煩悩(ぼんのう)とは、仏教の教義の一つで、身心を乱し悩ませ、智慧をさまたげる心のはたらきのことを言います。
原始仏教の時代においては、人の苦の原因を自らの煩悩ととらえ、解脱による涅槃への道が求めれました。
部派仏教の時代になると、煩悩の深い分析が行われるようになりました。
大乗仏教の時代になってもこの分析は続けられ、特に唯識が示した心と煩悩の精緻な探求は仏教が到達した一つの究極点といえます。
しかしこの時代には、煩悩を否定しないというそれまでの仏教には無かった発想が生じてきました(如来蔵)。
如来蔵思想はその後の大乗仏教に深く影響を与えました。
このように煩悩の観念は時代を経るに従い、様々な意味を付加して深化しています。
108
煩悩は108あり、除夜の鐘を108回衝くのは108の煩悩を滅するためと言われるが、実際には時代・部派・教派・宗派により数はまちまちです。

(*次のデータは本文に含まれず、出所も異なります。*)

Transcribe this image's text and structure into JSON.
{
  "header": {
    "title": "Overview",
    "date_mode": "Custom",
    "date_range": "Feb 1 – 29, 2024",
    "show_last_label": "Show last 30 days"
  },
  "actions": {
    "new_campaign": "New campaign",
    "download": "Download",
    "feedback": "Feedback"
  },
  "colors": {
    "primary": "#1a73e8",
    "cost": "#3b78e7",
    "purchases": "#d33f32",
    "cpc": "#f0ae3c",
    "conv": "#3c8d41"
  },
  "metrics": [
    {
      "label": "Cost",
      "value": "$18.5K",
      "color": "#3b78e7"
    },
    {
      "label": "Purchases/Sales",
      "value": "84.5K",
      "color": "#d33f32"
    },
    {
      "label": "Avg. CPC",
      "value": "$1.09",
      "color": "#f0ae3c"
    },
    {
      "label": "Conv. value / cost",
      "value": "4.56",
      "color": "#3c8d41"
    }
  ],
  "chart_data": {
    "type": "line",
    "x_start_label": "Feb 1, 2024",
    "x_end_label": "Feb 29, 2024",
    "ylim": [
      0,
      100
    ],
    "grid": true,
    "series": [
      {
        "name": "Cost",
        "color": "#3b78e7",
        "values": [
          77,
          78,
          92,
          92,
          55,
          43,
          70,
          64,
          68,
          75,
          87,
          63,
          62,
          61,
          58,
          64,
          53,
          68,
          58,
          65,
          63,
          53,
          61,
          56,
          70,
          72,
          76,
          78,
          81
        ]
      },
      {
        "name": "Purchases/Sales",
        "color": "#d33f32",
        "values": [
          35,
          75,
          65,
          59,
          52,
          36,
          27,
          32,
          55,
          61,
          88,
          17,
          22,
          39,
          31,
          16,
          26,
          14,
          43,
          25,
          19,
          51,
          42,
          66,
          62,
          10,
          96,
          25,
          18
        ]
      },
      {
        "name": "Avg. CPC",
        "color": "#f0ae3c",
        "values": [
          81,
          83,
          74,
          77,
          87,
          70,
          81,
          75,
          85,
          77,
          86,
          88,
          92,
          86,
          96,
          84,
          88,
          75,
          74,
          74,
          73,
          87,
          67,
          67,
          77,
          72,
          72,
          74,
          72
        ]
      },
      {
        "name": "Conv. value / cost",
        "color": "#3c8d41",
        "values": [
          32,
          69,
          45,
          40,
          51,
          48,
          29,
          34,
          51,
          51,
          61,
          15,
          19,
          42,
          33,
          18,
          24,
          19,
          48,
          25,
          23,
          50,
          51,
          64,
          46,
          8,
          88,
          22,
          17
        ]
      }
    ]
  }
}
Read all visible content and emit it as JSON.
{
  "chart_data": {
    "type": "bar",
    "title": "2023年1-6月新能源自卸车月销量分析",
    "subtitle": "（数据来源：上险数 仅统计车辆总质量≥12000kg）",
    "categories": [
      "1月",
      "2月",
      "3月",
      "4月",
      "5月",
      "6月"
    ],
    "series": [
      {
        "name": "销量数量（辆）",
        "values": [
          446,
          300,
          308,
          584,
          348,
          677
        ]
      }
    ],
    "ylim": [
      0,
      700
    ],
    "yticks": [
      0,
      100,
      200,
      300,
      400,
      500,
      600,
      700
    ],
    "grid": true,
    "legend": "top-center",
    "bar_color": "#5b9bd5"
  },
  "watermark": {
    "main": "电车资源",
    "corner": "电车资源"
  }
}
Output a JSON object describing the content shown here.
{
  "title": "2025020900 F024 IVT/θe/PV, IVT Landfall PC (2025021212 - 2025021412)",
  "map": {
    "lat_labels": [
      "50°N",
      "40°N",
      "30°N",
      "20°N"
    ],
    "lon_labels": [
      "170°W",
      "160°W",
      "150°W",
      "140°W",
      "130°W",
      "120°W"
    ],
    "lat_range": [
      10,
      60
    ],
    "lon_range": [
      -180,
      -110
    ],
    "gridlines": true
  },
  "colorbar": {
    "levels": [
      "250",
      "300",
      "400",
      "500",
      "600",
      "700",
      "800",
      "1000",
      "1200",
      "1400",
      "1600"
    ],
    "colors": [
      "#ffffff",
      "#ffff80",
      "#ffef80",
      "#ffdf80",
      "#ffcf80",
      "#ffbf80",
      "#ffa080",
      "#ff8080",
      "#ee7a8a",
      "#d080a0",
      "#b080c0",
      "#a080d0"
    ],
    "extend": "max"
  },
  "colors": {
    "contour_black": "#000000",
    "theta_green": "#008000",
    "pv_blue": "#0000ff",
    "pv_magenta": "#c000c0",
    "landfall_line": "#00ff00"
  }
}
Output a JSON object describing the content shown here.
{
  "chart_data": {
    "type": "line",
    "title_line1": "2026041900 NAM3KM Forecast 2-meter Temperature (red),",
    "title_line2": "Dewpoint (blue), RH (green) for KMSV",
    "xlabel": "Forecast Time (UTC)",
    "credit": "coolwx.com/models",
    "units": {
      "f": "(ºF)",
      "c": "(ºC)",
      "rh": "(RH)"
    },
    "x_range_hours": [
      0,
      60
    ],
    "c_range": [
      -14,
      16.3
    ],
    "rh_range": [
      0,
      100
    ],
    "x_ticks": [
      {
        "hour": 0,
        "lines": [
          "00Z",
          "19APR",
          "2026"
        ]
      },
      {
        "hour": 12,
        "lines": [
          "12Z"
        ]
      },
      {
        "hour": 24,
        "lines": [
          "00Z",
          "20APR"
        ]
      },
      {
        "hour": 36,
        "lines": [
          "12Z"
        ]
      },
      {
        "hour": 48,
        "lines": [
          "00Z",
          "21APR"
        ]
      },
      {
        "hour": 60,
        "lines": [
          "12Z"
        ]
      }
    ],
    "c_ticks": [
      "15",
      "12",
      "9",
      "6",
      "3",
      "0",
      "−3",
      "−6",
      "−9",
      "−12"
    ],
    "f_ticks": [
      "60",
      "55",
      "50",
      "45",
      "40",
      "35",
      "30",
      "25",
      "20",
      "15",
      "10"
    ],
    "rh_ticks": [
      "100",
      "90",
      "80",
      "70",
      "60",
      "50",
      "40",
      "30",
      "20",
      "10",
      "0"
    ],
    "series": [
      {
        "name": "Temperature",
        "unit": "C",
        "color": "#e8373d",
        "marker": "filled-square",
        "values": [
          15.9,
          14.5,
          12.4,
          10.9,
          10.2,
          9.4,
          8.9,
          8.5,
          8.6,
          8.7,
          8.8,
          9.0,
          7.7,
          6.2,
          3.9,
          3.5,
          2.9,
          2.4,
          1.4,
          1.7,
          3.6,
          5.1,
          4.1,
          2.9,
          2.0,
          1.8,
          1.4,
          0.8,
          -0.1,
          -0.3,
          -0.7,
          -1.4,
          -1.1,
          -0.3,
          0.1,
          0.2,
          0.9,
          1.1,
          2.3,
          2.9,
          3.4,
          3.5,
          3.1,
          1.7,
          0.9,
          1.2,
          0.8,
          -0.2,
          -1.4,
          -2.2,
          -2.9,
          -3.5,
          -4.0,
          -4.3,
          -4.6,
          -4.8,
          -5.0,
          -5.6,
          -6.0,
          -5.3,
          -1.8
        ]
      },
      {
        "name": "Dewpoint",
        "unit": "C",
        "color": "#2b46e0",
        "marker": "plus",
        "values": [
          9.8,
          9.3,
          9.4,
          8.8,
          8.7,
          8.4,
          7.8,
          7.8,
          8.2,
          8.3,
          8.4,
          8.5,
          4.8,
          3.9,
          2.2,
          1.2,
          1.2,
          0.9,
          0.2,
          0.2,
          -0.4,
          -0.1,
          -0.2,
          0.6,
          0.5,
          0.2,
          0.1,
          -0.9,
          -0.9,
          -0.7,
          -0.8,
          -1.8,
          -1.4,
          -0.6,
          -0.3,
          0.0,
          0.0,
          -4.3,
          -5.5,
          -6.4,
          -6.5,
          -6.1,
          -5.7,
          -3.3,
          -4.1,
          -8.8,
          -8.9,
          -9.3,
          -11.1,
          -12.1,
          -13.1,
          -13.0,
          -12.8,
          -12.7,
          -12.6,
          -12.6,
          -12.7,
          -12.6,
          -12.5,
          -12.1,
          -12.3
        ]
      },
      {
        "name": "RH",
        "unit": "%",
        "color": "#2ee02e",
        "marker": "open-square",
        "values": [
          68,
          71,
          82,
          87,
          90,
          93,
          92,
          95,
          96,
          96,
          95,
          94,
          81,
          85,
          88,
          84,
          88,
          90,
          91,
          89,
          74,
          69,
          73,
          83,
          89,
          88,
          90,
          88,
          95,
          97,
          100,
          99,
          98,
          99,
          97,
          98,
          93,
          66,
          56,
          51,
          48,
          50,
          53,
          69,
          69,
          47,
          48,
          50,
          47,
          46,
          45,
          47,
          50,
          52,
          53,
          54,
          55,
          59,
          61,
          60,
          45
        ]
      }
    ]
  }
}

小は3にはじまり、通俗的には108、大は(約)64,000といわれます。
煩悩の根本に三毒があり、それを細かく分析すればキリもないほど数多いと考えるべきでしょう。
三毒
貪欲(とんよく)・瞋恚(しんに・しんい)・愚痴(ぐち)のいわゆる「三毒」が煩悩の根源(人間の諸悪の根源)であり、とくにその中の「愚痴」、すなわち物事の正しい道理を知らないこと、十二因縁の無明(むみよう)が、最も根本的なものです。
貪欲は、「とんよく」と読みます。
煩悩は、我執(自己中心の考え、それにもとづく事物への執着)から生じてきます。
この意味で、十二因縁中の「愛」は、ときに煩悩のうちでも根本的なものとされています(日常語の愛と意味が異なる)。